Submitted to: Agronomy Journal
Publication Type: Peer Reviewed Journal
Publication Acceptance Date: 7/2/2012
Publication Date: 8/22/2012
Publication URL: http://handle.nal.usda.gov/10113/55243
Citation: Nielsen, D.C., Miceli-Garcia, J.J., Lyon, D.J. 2012. Canopy cover and leaf area index relationships for wheat, triticale, and corn. Agronomy Journal. 104:1569-1573. Interpretive Summary: Cropping systems models are valuable tools for assessing management and weather effects on crop production. The recently developed model AquaCrop from the United Nations Food and Agriculture Organization is useful for assessing crop production under varying temperature and water availability conditions. In order to calibrate and validate the model simulated canopy cover (as a measure of crop growth and development) must be matched against field measured values. But canopy cover measurements have not been routinely taken in field studies, whereas leaf area index measurements have been taken. ARS scientists at Akron, CO generated mathematical relationships between leaf area index and canopy cover for winter wheat, corn, and triticale. The relationships had the form of exponential rise to a maximum value and will be useful for completing modeling studies with data sets in which leaf area index has been recorded. Additionally, the relationship can also be used as a low cost method to predict leaf area index from canopy cover measurements made with an inexpensive digital camera.

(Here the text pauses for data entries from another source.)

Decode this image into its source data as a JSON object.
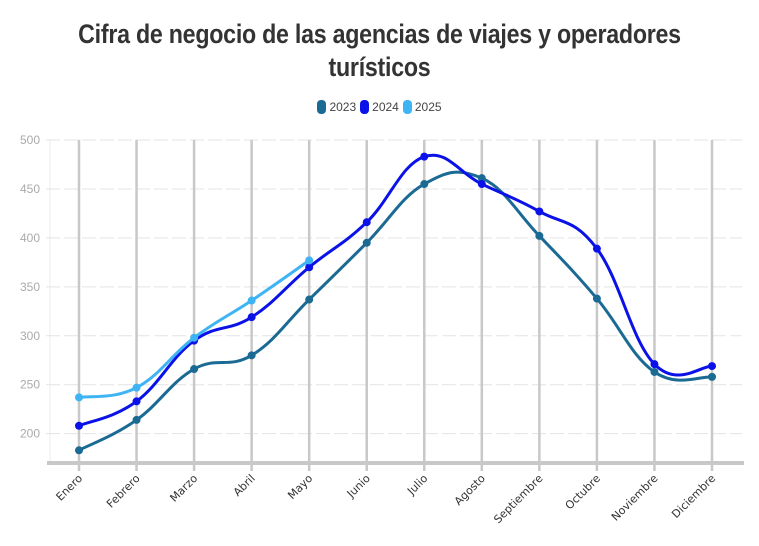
{
  "chart_data": {
    "type": "line",
    "title": "Cifra de negocio de las agencias de viajes y operadores turísticos",
    "title_lines": [
      "Cifra de negocio de las agencias de viajes y operadores",
      "turísticos"
    ],
    "xlabel": "",
    "ylabel": "",
    "categories": [
      "Enero",
      "Febrero",
      "Marzo",
      "Abril",
      "Mayo",
      "Junio",
      "Julio",
      "Agosto",
      "Septiembre",
      "Octubre",
      "Noviembre",
      "Diciembre"
    ],
    "ylim": [
      170,
      500
    ],
    "yticks": [
      200,
      250,
      300,
      350,
      400,
      450,
      500
    ],
    "grid": true,
    "legend_position": "top-center",
    "curve": "smooth",
    "series": [
      {
        "name": "2023",
        "color": "#1a6a94",
        "values": [
          183,
          214,
          266,
          280,
          337,
          395,
          455,
          461,
          402,
          338,
          263,
          258
        ]
      },
      {
        "name": "2024",
        "color": "#0a12e8",
        "values": [
          208,
          233,
          295,
          319,
          370,
          416,
          483,
          455,
          427,
          389,
          271,
          269
        ]
      },
      {
        "name": "2025",
        "color": "#3fb4f5",
        "values": [
          237,
          247,
          298,
          336,
          377
        ]
      }
    ]
  }
}
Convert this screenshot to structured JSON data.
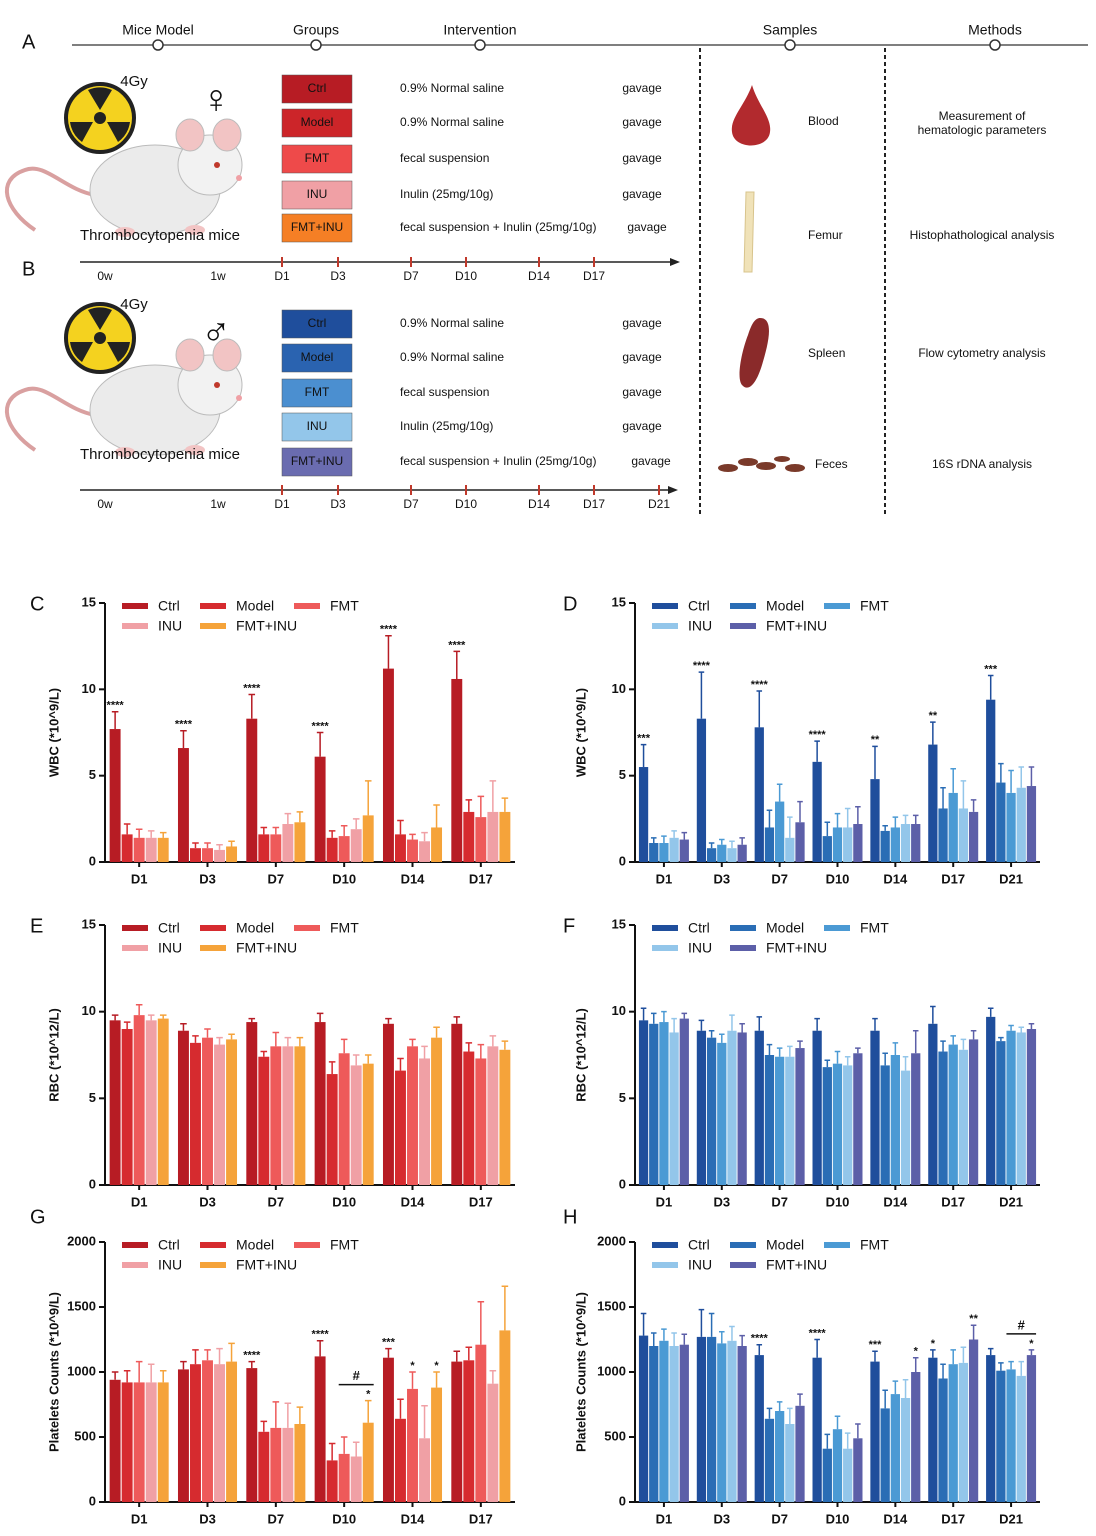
{
  "schematic": {
    "panel_a": "A",
    "panel_b": "B",
    "stages": [
      "Mice Model",
      "Groups",
      "Intervention",
      "Samples",
      "Methods"
    ],
    "cohorts": [
      {
        "dose": "4Gy",
        "sex": "♀",
        "model": "Thrombocytopenia mice",
        "groups": [
          {
            "label": "Ctrl",
            "intervention": "0.9% Normal saline",
            "route": "gavage",
            "color": "#b71c24"
          },
          {
            "label": "Model",
            "intervention": "0.9% Normal saline",
            "route": "gavage",
            "color": "#cc2529"
          },
          {
            "label": "FMT",
            "intervention": "fecal suspension",
            "route": "gavage",
            "color": "#ee4a4a"
          },
          {
            "label": "INU",
            "intervention": "Inulin (25mg/10g)",
            "route": "gavage",
            "color": "#f0a0a5"
          },
          {
            "label": "FMT+INU",
            "intervention": "fecal suspension + Inulin (25mg/10g)",
            "route": "gavage",
            "color": "#f57f25"
          }
        ],
        "timeline": [
          "0w",
          "1w",
          "D1",
          "D3",
          "D7",
          "D10",
          "D14",
          "D17"
        ]
      },
      {
        "dose": "4Gy",
        "sex": "♂",
        "model": "Thrombocytopenia mice",
        "groups": [
          {
            "label": "Ctrl",
            "intervention": "0.9% Normal saline",
            "route": "gavage",
            "color": "#1f4e9c"
          },
          {
            "label": "Model",
            "intervention": "0.9% Normal saline",
            "route": "gavage",
            "color": "#2a63b0"
          },
          {
            "label": "FMT",
            "intervention": "fecal suspension",
            "route": "gavage",
            "color": "#4b8fd0"
          },
          {
            "label": "INU",
            "intervention": "Inulin (25mg/10g)",
            "route": "gavage",
            "color": "#93c6ea"
          },
          {
            "label": "FMT+INU",
            "intervention": "fecal suspension + Inulin (25mg/10g)",
            "route": "gavage",
            "color": "#6a6cb0"
          }
        ],
        "timeline": [
          "0w",
          "1w",
          "D1",
          "D3",
          "D7",
          "D10",
          "D14",
          "D17",
          "D21"
        ]
      }
    ],
    "samples": [
      {
        "name": "Blood",
        "method": "Measurement of hematologic parameters"
      },
      {
        "name": "Femur",
        "method": "Histophathological analysis"
      },
      {
        "name": "Spleen",
        "method": "Flow cytometry analysis"
      },
      {
        "name": "Feces",
        "method": "16S rDNA analysis"
      }
    ]
  },
  "chart_data": [
    {
      "type": "bar",
      "panel": "C",
      "y_label": "WBC (*10^9/L)",
      "categories": [
        "D1",
        "D3",
        "D7",
        "D10",
        "D14",
        "D17"
      ],
      "ylim": [
        0,
        15
      ],
      "yticks": [
        0,
        5,
        10,
        15
      ],
      "series": [
        {
          "name": "Ctrl",
          "color": "#b71c24",
          "values": [
            7.7,
            6.6,
            8.3,
            6.1,
            11.2,
            10.6
          ],
          "errors": [
            1.0,
            1.0,
            1.4,
            1.4,
            1.9,
            1.6
          ],
          "annotations": [
            "****",
            "****",
            "****",
            "****",
            "****",
            "****"
          ]
        },
        {
          "name": "Model",
          "color": "#d62b2f",
          "values": [
            1.6,
            0.8,
            1.6,
            1.4,
            1.6,
            2.9
          ],
          "errors": [
            0.6,
            0.3,
            0.4,
            0.4,
            0.8,
            0.7
          ]
        },
        {
          "name": "FMT",
          "color": "#ee5a5a",
          "values": [
            1.4,
            0.8,
            1.6,
            1.5,
            1.3,
            2.6
          ],
          "errors": [
            0.5,
            0.3,
            0.4,
            0.6,
            0.3,
            1.2
          ]
        },
        {
          "name": "INU",
          "color": "#f0a0a5",
          "values": [
            1.4,
            0.7,
            2.2,
            1.9,
            1.2,
            2.9
          ],
          "errors": [
            0.4,
            0.3,
            0.6,
            0.6,
            0.5,
            1.8
          ]
        },
        {
          "name": "FMT+INU",
          "color": "#f5a33a",
          "values": [
            1.4,
            0.9,
            2.3,
            2.7,
            2.0,
            2.9
          ],
          "errors": [
            0.3,
            0.3,
            0.6,
            2.0,
            1.3,
            0.8
          ]
        }
      ]
    },
    {
      "type": "bar",
      "panel": "D",
      "y_label": "WBC (*10^9/L)",
      "categories": [
        "D1",
        "D3",
        "D7",
        "D10",
        "D14",
        "D17",
        "D21"
      ],
      "ylim": [
        0,
        15
      ],
      "yticks": [
        0,
        5,
        10,
        15
      ],
      "series": [
        {
          "name": "Ctrl",
          "color": "#1f4e9c",
          "values": [
            5.5,
            8.3,
            7.8,
            5.8,
            4.8,
            6.8,
            9.4
          ],
          "errors": [
            1.3,
            2.7,
            2.1,
            1.2,
            1.9,
            1.3,
            1.4
          ],
          "annotations": [
            "***",
            "****",
            "****",
            "****",
            "**",
            "**",
            "***"
          ]
        },
        {
          "name": "Model",
          "color": "#2a6db5",
          "values": [
            1.1,
            0.8,
            2.0,
            1.5,
            1.8,
            3.1,
            4.6
          ],
          "errors": [
            0.3,
            0.3,
            1.0,
            0.8,
            0.3,
            1.2,
            1.1
          ]
        },
        {
          "name": "FMT",
          "color": "#4b9ad4",
          "values": [
            1.1,
            1.0,
            3.5,
            2.0,
            2.0,
            4.0,
            4.0
          ],
          "errors": [
            0.4,
            0.3,
            1.0,
            0.8,
            0.6,
            1.4,
            1.3
          ]
        },
        {
          "name": "INU",
          "color": "#93c6ea",
          "values": [
            1.4,
            0.8,
            1.4,
            2.0,
            2.2,
            3.1,
            4.3
          ],
          "errors": [
            0.4,
            0.4,
            1.2,
            1.1,
            0.5,
            1.6,
            1.2
          ]
        },
        {
          "name": "FMT+INU",
          "color": "#5c5fa8",
          "values": [
            1.3,
            1.0,
            2.3,
            2.2,
            2.2,
            2.9,
            4.4
          ],
          "errors": [
            0.4,
            0.4,
            1.2,
            1.0,
            0.5,
            0.7,
            1.1
          ]
        }
      ]
    },
    {
      "type": "bar",
      "panel": "E",
      "y_label": "RBC (*10^12/L)",
      "categories": [
        "D1",
        "D3",
        "D7",
        "D10",
        "D14",
        "D17"
      ],
      "ylim": [
        0,
        15
      ],
      "yticks": [
        0,
        5,
        10,
        15
      ],
      "series": [
        {
          "name": "Ctrl",
          "color": "#b71c24",
          "values": [
            9.5,
            8.9,
            9.4,
            9.4,
            9.3,
            9.3
          ],
          "errors": [
            0.3,
            0.4,
            0.2,
            0.5,
            0.3,
            0.4
          ]
        },
        {
          "name": "Model",
          "color": "#d62b2f",
          "values": [
            9.0,
            8.2,
            7.4,
            6.4,
            6.6,
            7.7
          ],
          "errors": [
            0.4,
            0.4,
            0.3,
            0.7,
            0.7,
            0.5
          ]
        },
        {
          "name": "FMT",
          "color": "#ee5a5a",
          "values": [
            9.8,
            8.5,
            8.0,
            7.6,
            8.0,
            7.3
          ],
          "errors": [
            0.6,
            0.5,
            0.8,
            0.8,
            0.4,
            0.8
          ]
        },
        {
          "name": "INU",
          "color": "#f0a0a5",
          "values": [
            9.5,
            8.1,
            8.0,
            6.9,
            7.3,
            8.0
          ],
          "errors": [
            0.3,
            0.4,
            0.5,
            0.6,
            0.7,
            0.6
          ]
        },
        {
          "name": "FMT+INU",
          "color": "#f5a33a",
          "values": [
            9.6,
            8.4,
            8.0,
            7.0,
            8.5,
            7.8
          ],
          "errors": [
            0.2,
            0.3,
            0.5,
            0.5,
            0.6,
            0.5
          ]
        }
      ]
    },
    {
      "type": "bar",
      "panel": "F",
      "y_label": "RBC (*10^12/L)",
      "categories": [
        "D1",
        "D3",
        "D7",
        "D10",
        "D14",
        "D17",
        "D21"
      ],
      "ylim": [
        0,
        15
      ],
      "yticks": [
        0,
        5,
        10,
        15
      ],
      "series": [
        {
          "name": "Ctrl",
          "color": "#1f4e9c",
          "values": [
            9.5,
            8.9,
            8.9,
            8.9,
            8.9,
            9.3,
            9.7
          ],
          "errors": [
            0.7,
            0.6,
            0.8,
            0.7,
            0.7,
            1.0,
            0.5
          ]
        },
        {
          "name": "Model",
          "color": "#2a6db5",
          "values": [
            9.3,
            8.5,
            7.5,
            6.8,
            6.9,
            7.7,
            8.3
          ],
          "errors": [
            0.6,
            0.4,
            0.6,
            0.4,
            0.7,
            0.6,
            0.2
          ]
        },
        {
          "name": "FMT",
          "color": "#4b9ad4",
          "values": [
            9.4,
            8.2,
            7.4,
            7.0,
            7.5,
            8.1,
            8.9
          ],
          "errors": [
            0.6,
            0.5,
            0.5,
            0.7,
            0.7,
            0.5,
            0.3
          ]
        },
        {
          "name": "INU",
          "color": "#93c6ea",
          "values": [
            8.8,
            8.9,
            7.4,
            6.9,
            6.6,
            7.8,
            8.8
          ],
          "errors": [
            0.8,
            0.9,
            0.6,
            0.5,
            0.8,
            0.6,
            0.3
          ]
        },
        {
          "name": "FMT+INU",
          "color": "#5c5fa8",
          "values": [
            9.6,
            8.8,
            7.9,
            7.6,
            7.6,
            8.4,
            9.0
          ],
          "errors": [
            0.3,
            0.5,
            0.4,
            0.3,
            1.3,
            0.5,
            0.3
          ]
        }
      ]
    },
    {
      "type": "bar",
      "panel": "G",
      "y_label": "Platelets Counts (*10^9/L)",
      "categories": [
        "D1",
        "D3",
        "D7",
        "D10",
        "D14",
        "D17"
      ],
      "ylim": [
        0,
        2000
      ],
      "yticks": [
        0,
        500,
        1000,
        1500,
        2000
      ],
      "series": [
        {
          "name": "Ctrl",
          "color": "#b71c24",
          "values": [
            940,
            1020,
            1030,
            1120,
            1110,
            1080
          ],
          "errors": [
            60,
            60,
            50,
            120,
            70,
            80
          ],
          "annotations": [
            null,
            null,
            "****",
            "****",
            "***",
            null
          ]
        },
        {
          "name": "Model",
          "color": "#d62b2f",
          "values": [
            920,
            1060,
            540,
            320,
            640,
            1090
          ],
          "errors": [
            90,
            110,
            80,
            130,
            150,
            100
          ]
        },
        {
          "name": "FMT",
          "color": "#ee5a5a",
          "values": [
            920,
            1090,
            570,
            370,
            870,
            1210
          ],
          "errors": [
            160,
            80,
            200,
            130,
            130,
            330
          ],
          "annotations": [
            null,
            null,
            null,
            null,
            "*",
            null
          ]
        },
        {
          "name": "INU",
          "color": "#f0a0a5",
          "values": [
            920,
            1060,
            570,
            350,
            490,
            910
          ],
          "errors": [
            140,
            120,
            190,
            110,
            250,
            100
          ]
        },
        {
          "name": "FMT+INU",
          "color": "#f5a33a",
          "values": [
            920,
            1080,
            600,
            610,
            880,
            1320
          ],
          "errors": [
            90,
            140,
            130,
            170,
            120,
            340
          ],
          "annotations": [
            null,
            null,
            null,
            "*",
            "*",
            null
          ]
        }
      ],
      "brackets": [
        {
          "text": "#",
          "category": "D10",
          "from": "FMT",
          "to": "FMT+INU"
        }
      ]
    },
    {
      "type": "bar",
      "panel": "H",
      "y_label": "Platelets Counts (*10^9/L)",
      "categories": [
        "D1",
        "D3",
        "D7",
        "D10",
        "D14",
        "D17",
        "D21"
      ],
      "ylim": [
        0,
        2000
      ],
      "yticks": [
        0,
        500,
        1000,
        1500,
        2000
      ],
      "series": [
        {
          "name": "Ctrl",
          "color": "#1f4e9c",
          "values": [
            1280,
            1270,
            1130,
            1110,
            1080,
            1110,
            1130
          ],
          "errors": [
            170,
            210,
            80,
            140,
            80,
            60,
            50
          ],
          "annotations": [
            null,
            null,
            "****",
            "****",
            "***",
            "*",
            null
          ]
        },
        {
          "name": "Model",
          "color": "#2a6db5",
          "values": [
            1200,
            1270,
            640,
            410,
            720,
            950,
            1010
          ],
          "errors": [
            100,
            180,
            80,
            110,
            140,
            110,
            60
          ]
        },
        {
          "name": "FMT",
          "color": "#4b9ad4",
          "values": [
            1240,
            1220,
            700,
            560,
            830,
            1060,
            1020
          ],
          "errors": [
            90,
            90,
            70,
            100,
            100,
            110,
            60
          ]
        },
        {
          "name": "INU",
          "color": "#93c6ea",
          "values": [
            1200,
            1240,
            600,
            410,
            800,
            1070,
            970
          ],
          "errors": [
            100,
            110,
            120,
            120,
            140,
            120,
            110
          ]
        },
        {
          "name": "FMT+INU",
          "color": "#5c5fa8",
          "values": [
            1210,
            1200,
            740,
            490,
            1000,
            1250,
            1130
          ],
          "errors": [
            80,
            80,
            90,
            110,
            110,
            110,
            40
          ],
          "annotations": [
            null,
            null,
            null,
            null,
            "*",
            "**",
            "*"
          ]
        }
      ],
      "brackets": [
        {
          "text": "#",
          "category": "D21",
          "from": "FMT",
          "to": "FMT+INU"
        }
      ]
    }
  ]
}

Technical Abstract: The AquaCrop model requires canopy cover (CC) measurements to define crop growth and development. Some previously collected data sets that would be useful for calibrating and validating AquaCrop contain only leaf area index (LAI) data, but could be used if relationships were available relating LAI to CC. The objective of this experiment was to determine relationships between LAI and CC for corn (Zea mays L.), winter wheat (Triticum aestivum L.), and spring triticale (X Triticosecale rimpaui Wittm.) grown under dryland or very limited irrigation conditions. The LAI and CC data were collected during 2010 and 2011 at Akron, CO and Sidney, NE from two crop rotations. LAI data were obtained with a plant canopy analyzer and CC data were determined from point analysis of digital photographs taken above the crop canopy. Strong relationships were found between LAI and CC that followed the exponential rise to a maximum form. The relationship for corn was similar to a previously published relationship for LAI less than 2 m2 m-2, but predicted lower CC for greater LAI. Relationships for wheat and triticale were similar to each other. Predicted values of CC for both wheat and triticale were greater than CC predicted for corn at any given LAI value. The relationships defined in this paper will be useful for making additional existing data sets available for modeling with AquaCrop and can also be used as a low cost method to predict LAI from CC measurements made with an inexpensive digital camera.